Permissive transmembrane helix heterodimerization is required for the expression of a functional integrin.

The current paradigm is that integrin is activated via inside-out signalling when its cytoplasmic tails and TMs (transmembrane helices) are separated by specific cytosolic protein(s). Perturbations of the helical interface between the alpha- and beta-TMs of an integrin, as a result of mutations, affect its function. Previous studies have shown the requirement for specific pairing between integrin subunits by ectodomain-exchange analyses. It remains unknown whether permissive alpha/beta-TM pairing of an integrin is also required for pairing specificity and the expression of a functionally regulated receptor. We performed scanning replacement of integrin beta2-TM with a TM of other integrin beta-subunits. With the exception of beta4 substitution, others presented beta2-integrins with modified phenotypes, either in their expression or ligand-binding properties. Subsequently, we adopted alphaLbeta2 for follow-on experiments because its conformation and affinity-state transitions have been well defined as compared with other members of the beta2-integrins. Replacement of beta2- with beta3-TM generated a chimaeric alphaLbeta2 of an intermediate affinity that adhered to ICAM-1 (intercellular adhesion molecule 1) but not to ICAM-3 constitutively. Replacing alphaL-TM with alphaIIb-TM, forming a natural alphaIIb/beta3-TM pair, reversed the phenotype of the chimaera to that of wild-type alphaLbeta2. Interestingly, the replacement of alphaLbeta2- with beta3-TM showed neither an extended conformation nor the separation of its cytoplasmic tails, which are well-reported hallmarks of an activated alphaLbeta2, as determined by reporter mAb (monoclonal antibody) KIM127 reactivity and FRET (fluorescence resonance energy transfer) measurements respectively. Collectively, our results suggest that TM pairing specificity is required for the expression of a functionally regulated integrin.

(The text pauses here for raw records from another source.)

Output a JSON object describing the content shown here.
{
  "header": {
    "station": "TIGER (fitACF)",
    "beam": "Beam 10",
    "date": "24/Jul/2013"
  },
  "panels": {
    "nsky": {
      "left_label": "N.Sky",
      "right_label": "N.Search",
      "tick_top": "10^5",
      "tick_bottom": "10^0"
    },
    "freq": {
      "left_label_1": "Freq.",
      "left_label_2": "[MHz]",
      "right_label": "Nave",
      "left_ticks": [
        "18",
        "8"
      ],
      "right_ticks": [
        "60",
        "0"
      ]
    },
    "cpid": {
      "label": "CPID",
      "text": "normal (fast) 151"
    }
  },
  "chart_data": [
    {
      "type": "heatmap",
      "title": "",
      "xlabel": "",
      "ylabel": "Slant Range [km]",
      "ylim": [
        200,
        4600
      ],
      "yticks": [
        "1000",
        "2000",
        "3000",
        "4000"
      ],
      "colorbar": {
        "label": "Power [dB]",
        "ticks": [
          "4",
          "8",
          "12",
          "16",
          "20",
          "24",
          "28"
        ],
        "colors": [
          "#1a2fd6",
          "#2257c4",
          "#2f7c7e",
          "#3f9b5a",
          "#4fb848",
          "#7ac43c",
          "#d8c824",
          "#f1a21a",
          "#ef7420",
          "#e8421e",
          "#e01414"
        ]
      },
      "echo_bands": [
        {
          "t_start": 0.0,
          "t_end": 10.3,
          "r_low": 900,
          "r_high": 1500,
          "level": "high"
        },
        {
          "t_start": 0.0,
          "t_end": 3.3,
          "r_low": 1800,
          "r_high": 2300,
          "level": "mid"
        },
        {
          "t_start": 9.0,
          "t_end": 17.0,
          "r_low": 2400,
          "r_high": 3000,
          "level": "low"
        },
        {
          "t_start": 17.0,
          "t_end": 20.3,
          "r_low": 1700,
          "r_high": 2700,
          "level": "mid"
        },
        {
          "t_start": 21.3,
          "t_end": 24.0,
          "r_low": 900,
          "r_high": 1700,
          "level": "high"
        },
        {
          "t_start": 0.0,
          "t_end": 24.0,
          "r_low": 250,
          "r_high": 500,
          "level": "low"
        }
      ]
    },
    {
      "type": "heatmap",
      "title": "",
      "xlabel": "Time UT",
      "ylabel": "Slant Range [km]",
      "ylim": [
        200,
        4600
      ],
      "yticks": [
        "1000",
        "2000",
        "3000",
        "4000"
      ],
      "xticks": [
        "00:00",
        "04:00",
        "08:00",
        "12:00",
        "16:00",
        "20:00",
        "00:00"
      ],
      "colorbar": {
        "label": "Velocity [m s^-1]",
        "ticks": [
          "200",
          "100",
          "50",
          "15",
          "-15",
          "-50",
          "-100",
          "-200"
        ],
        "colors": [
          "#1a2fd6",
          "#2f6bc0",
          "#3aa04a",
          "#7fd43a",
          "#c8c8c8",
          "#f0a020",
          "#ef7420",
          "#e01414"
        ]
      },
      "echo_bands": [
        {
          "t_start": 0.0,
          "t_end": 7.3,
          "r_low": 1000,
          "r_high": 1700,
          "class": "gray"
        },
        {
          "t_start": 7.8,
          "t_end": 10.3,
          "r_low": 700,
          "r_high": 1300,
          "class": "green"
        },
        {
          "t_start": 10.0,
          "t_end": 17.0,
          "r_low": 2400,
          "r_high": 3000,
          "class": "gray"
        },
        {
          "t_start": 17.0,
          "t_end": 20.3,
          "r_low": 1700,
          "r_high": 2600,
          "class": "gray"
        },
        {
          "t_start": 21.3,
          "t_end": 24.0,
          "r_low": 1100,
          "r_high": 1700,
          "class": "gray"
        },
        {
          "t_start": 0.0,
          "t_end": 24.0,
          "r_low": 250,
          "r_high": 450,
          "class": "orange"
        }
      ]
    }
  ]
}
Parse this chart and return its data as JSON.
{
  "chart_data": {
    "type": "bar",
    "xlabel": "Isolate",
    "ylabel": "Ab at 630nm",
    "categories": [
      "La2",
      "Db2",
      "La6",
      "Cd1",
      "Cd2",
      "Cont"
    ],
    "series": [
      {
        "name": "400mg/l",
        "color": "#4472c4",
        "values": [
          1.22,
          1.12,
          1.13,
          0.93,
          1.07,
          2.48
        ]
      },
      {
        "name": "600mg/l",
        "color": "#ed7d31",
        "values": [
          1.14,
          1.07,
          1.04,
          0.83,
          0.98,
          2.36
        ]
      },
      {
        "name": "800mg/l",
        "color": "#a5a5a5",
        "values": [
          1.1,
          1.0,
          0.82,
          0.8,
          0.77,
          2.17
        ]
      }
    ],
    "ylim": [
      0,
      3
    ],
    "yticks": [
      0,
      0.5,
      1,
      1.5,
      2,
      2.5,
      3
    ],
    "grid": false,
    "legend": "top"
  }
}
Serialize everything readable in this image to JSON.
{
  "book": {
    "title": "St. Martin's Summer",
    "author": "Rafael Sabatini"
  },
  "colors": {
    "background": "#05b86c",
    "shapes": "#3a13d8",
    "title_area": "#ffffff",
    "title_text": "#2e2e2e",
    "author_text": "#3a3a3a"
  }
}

Down-regulation of integrin alpha M beta 2 ligand-binding function by the urokinase-type plasminogen activator receptor.

The cell adhesion molecule integrin alphaMbeta2 associates with the urokinase-type plasminogen activator receptor (uPAR) on monocytes and neutrophils. uPAR also associates with members of the beta1 and beta3 integrins, and it modulates the ligand-binding function of these integrins. In this study, we showed that co-expressing uPAR with alphaMbeta2 in 293 transfectants down-regulated the ligand-binding capacity of alphaMbeta2 to denatured protein, fibrinogen, and intercellular adhesion molecule 1 (ICAM-1). Migration of transfectants on fibrinogen mediated by alphaMbeta2 was reduced in the presence of uPAR. In addition, the constitutive ligand-binding property of an alphaMbeta2 mutant was attenuated by its association with uPAR. Co-immunoprecipitation analyses using a panel of alphaMbeta2-specific mAbs suggest shielding of the ligand-recognition site of alphaMbeta2 by uPAR.